Obesity management likely to improve the clinical outcome of MS

Carrying far too much weight when diagnosed with MS (multiple sclerosis) is linked to higher current and subsequent levels of disability within a relatively short period of time, finds research published online in the Journal of Neurology Neurosurgery & Psychiatry.

Reverting to a healthy weight may improve clinical outcomes for obese patients with MS, suggest the researchers.

Obesity during childhood and adolescence is associated with a heightened risk of developing MS, irrespective of other potential environmental triggers. But it's not clear if it might also be linked to faster disability progression after diagnosis.

To try and find out, the researchers drew on 1066 participants with relapsing-remitting MS from across Germany who were taking part in The German National MS (NationMS) study. More than a quarter (29.5%, 315) of them were men with an average age of 33.

When MS was diagnosed, 159 patients (15%) were obese with a BMI of at least 30. Co-existing conditions associated with obesity (type 2 diabetes, high blood pressure) were reported in 68 patients (just under 6.5%).

Their levels of disability were monitored every 2 years for a total of 6 years, using the Expanded Disability Status Scale (EDSS). This ranges from 0 to 10 in 0.5 unit increments.

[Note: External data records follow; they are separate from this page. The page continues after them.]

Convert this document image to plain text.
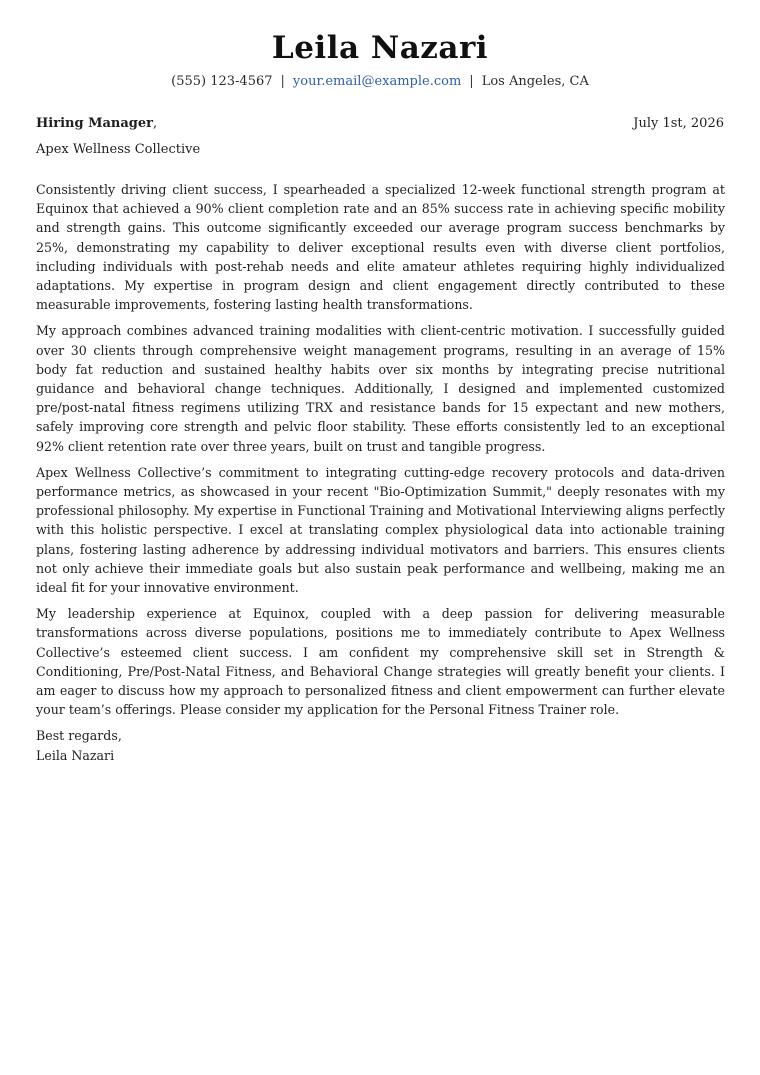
Leila Nazari
(555) 123-4567 | your.email@example.com | Los Angeles, CA
Hiring Manager,	July 1st, 2026
Apex Wellness Collective

Consistently driving client success, I spearheaded a specialized 12-week functional strength program at Equinox that achieved a 90% client completion rate and an 85% success rate in achieving specific mobility and strength gains. This outcome significantly exceeded our average program success benchmarks by 25%, demonstrating my capability to deliver exceptional results even with diverse client portfolios, including individuals with post-rehab needs and elite amateur athletes requiring highly individualized adaptations. My expertise in program design and client engagement directly contributed to these measurable improvements, fostering lasting health transformations.

My approach combines advanced training modalities with client-centric motivation. I successfully guided over 30 clients through comprehensive weight management programs, resulting in an average of 15% body fat reduction and sustained healthy habits over six months by integrating precise nutritional guidance and behavioral change techniques. Additionally, I designed and implemented customized pre/post-natal fitness regimens utilizing TRX and resistance bands for 15 expectant and new mothers, safely improving core strength and pelvic floor stability. These efforts consistently led to an exceptional 92% client retention rate over three years, built on trust and tangible progress.

Apex Wellness Collective’s commitment to integrating cutting-edge recovery protocols and data-driven performance metrics, as showcased in your recent "Bio-Optimization Summit," deeply resonates with my professional philosophy. My expertise in Functional Training and Motivational Interviewing aligns perfectly with this holistic perspective. I excel at translating complex physiological data into actionable training plans, fostering lasting adherence by addressing individual motivators and barriers. This ensures clients not only achieve their immediate goals but also sustain peak performance and wellbeing, making me an ideal fit for your innovative environment.

My leadership experience at Equinox, coupled with a deep passion for delivering measurable transformations across diverse populations, positions me to immediately contribute to Apex Wellness Collective’s esteemed client success. I am confident my comprehensive skill set in Strength & Conditioning, Pre/Post-Natal Fitness, and Behavioral Change strategies will greatly benefit your clients. I am eager to discuss how my approach to personalized fitness and client empowerment can further elevate your team’s offerings. Please consider my application for the Personal Fitness Trainer role.

Best regards,
Leila Nazari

Obesity at diagnosis wasn't associated with a higher annual relapse rate, or greater build-up of nerve damage, as seen on MRI brain scans, over the 6-year monitoring period.

But levels of disability were higher at the time of diagnosis and at each of the subsequent three time points, after factoring in age, sex, and smoking. And the average time it took obese patients to accumulate greater levels of disability was shorter. They reached EDSS 3 at just under 12 months, on average, compared with nearly 18 months for those who weren't obese.

Obese patients were also more than twice as likely to reach EDSS 3 within 6 years, irrespective of what type of drug treatment they were getting.

Complete health data were available for 81 (51%) of the obese MS patients and for 430 (just under 47.5%) of the others.

The risk of reaching EDSS 3 within 6 years in this group was again more than twice as high in obese patients as it was in those who weren't, falling to an 84% heightened risk after factoring in sex, age, and smoking.

Importantly, overweight (BMI 25–29.9) at diagnosis wasn't significantly associated with higher disability then or subsequently, or with a heightened risk of reaching an EDSS of 3 after 6 years.

This is an observational study, and as such, can't establish cause. And the researchers acknowledge that BMI was assessed only once at the start of the study while co-existing conditions were limited to type 2 diabetes and high blood pressure, with the number of those affected, small.

But previous research has linked a reduction in brain grey matter with obesity, they point out.

"Our finding that obesity, but not overweight in MS patients, is associated with a poorer outcome suggests a threshold effect of body mass on disability accumulation in MS," they write, adding that obesity is a modifiable risk factor.

"These data suggest that dedicated management of obesity should be explored for its potential merit in improving long-term clinical outcomes of patients diagnosed with MS," they conclude.

Source:
Journal reference:

Lutfullin, I., et al. (2022) Association of obesity with disease outcome in multiple sclerosis. Journal of Neurology Neurosurgery & Psychiatry. doi.org/10.1136/jnnp-2022-329685.